Bruxelles – La Commissione non può essere ritenuta responsabile di aver impedito il suo salvataggio di Banca Marche. La risoluzione di Banca Marche “è stata essenzialmente determinata dal suo stato di dissesto”, dimostrato dalle perdite complessive di 1,4 miliardi di euro e da un deficit patrimoniale al 30 settembre 2015 pari a 1,4 miliardi di euro. Il Tribunale dell’UE respinge il ricorso presentato contro le decisioni dell’esecutivo comunitario e prova a mettere la parola ‘fine’ alla storia.
Il principale istituto di credito della regione Marche è stata chiusa dalla Banca d’Italia dopo notifica alla Commissione europea. L’avvio della procedura di chiusura è avvenuto nel novembre 2015, dopo che Bankitalia ha rilevato che una ricapitalizzazione da parte del Fondo interbancario di tutela dei depositi (FITD) non era potuta avvenire in assenza del via libera di Bruxelles.
Ma al di là di questo, la crisi bancaria era tale da non poter essere risolta.

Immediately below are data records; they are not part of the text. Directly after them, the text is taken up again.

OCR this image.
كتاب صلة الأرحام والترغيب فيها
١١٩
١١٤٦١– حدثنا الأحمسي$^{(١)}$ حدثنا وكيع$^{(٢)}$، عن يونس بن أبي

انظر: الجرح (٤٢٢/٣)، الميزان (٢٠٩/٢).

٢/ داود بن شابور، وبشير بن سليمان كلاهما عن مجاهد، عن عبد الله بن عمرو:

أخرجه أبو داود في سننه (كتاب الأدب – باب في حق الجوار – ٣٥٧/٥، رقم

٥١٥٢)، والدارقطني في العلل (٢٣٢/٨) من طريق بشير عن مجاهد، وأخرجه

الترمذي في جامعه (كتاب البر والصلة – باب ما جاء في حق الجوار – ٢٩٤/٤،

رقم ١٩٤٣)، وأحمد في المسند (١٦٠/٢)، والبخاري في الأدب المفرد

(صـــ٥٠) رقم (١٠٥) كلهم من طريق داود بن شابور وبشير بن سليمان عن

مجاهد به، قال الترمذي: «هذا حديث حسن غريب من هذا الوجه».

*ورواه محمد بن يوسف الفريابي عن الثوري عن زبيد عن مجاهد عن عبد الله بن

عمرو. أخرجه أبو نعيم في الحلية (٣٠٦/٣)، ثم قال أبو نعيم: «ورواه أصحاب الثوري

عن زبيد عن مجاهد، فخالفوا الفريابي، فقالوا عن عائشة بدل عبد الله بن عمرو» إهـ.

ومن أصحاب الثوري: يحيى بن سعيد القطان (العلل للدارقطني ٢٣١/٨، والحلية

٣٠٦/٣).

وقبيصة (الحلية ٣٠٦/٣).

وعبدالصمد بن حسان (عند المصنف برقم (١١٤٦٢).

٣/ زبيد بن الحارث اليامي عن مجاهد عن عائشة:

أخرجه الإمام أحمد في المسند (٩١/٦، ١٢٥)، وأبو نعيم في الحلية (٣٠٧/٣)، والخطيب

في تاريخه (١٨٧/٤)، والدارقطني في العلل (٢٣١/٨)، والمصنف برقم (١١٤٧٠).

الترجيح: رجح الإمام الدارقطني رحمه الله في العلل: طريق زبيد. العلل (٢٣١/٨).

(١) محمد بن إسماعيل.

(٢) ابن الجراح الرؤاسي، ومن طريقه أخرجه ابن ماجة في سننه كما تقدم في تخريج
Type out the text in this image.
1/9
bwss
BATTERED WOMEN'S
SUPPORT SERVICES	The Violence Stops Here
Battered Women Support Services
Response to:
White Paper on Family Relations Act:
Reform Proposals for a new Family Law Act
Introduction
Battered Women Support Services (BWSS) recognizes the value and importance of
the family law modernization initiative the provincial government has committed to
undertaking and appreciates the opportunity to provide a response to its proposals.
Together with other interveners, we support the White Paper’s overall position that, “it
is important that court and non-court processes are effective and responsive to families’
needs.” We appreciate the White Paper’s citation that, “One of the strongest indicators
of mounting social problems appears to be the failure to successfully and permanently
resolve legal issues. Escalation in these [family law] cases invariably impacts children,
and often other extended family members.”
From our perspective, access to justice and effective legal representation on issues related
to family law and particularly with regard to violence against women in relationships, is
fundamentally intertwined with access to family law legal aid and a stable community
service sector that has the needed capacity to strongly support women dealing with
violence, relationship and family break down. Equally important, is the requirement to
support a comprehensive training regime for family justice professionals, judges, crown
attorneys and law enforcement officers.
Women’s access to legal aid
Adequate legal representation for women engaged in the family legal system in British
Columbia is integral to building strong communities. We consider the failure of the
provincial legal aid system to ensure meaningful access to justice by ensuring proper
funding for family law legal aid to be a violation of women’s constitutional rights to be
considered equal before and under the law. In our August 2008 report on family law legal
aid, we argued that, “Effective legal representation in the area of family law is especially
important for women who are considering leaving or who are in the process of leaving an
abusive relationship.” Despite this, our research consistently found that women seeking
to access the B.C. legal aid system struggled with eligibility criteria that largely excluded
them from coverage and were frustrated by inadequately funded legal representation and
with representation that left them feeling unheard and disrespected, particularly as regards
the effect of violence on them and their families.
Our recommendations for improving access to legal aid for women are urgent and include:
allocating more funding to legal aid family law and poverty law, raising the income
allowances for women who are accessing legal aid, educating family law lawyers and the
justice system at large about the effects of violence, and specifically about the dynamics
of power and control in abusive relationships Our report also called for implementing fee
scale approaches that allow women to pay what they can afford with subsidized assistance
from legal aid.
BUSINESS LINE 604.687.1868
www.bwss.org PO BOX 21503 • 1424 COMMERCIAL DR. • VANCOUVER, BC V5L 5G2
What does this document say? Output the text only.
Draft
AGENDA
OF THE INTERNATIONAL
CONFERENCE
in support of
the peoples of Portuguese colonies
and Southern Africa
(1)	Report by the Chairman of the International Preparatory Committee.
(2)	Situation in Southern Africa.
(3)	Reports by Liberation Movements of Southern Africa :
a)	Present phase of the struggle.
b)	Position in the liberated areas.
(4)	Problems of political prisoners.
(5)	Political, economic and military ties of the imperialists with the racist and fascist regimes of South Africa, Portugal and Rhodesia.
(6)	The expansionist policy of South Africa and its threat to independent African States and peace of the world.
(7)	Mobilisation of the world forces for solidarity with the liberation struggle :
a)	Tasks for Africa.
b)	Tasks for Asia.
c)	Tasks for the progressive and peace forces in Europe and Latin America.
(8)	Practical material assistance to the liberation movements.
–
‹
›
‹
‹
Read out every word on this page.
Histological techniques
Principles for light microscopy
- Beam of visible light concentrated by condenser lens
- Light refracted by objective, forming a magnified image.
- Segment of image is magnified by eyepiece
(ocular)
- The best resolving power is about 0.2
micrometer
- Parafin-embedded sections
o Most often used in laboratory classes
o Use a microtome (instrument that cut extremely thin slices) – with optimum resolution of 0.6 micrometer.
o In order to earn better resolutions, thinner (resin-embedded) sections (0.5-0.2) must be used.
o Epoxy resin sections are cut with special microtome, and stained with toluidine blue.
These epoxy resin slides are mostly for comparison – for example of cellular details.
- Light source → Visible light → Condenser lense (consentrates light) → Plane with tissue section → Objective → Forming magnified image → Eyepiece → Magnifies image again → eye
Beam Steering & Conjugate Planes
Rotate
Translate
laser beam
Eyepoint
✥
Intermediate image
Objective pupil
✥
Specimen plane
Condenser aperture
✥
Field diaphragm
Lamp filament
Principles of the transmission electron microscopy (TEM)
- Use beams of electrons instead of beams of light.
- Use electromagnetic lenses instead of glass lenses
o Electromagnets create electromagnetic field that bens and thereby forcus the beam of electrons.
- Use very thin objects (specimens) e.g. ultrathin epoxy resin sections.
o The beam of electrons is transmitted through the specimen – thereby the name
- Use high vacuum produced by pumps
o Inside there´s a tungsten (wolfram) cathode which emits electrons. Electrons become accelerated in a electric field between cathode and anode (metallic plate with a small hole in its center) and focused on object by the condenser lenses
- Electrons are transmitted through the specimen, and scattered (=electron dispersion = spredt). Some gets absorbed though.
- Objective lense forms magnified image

I commissari straordinari di Banca Marche
hanno riferito a Bankitalia di temere che “il suo salvataggio non potesse essere attuato in tempo utile tenuto conto della sua situazione finanziaria”. Secondo il Tribunale, ciò indica di per sé “l’impossibilit”à di un rapido intervento del FITD, indipendentemente dall’eventuale necessità di notificarlo previamente alla Commissione. La banca era in sostanza insalvabile.
Alla decisione di fallimento bancario è seguito il ricorso, sulla base di presunte pressioni esercitate da Bruxelles per non ricorrere all’intervento di salvataggio. Qui i giudici del Tribunale di Lussemburgo sostengono che “non è stata dimostrata l’esistenza di un nesso causale tra il comportamento asseritamente illecito della Commissione e il pregiudizio dedotto”.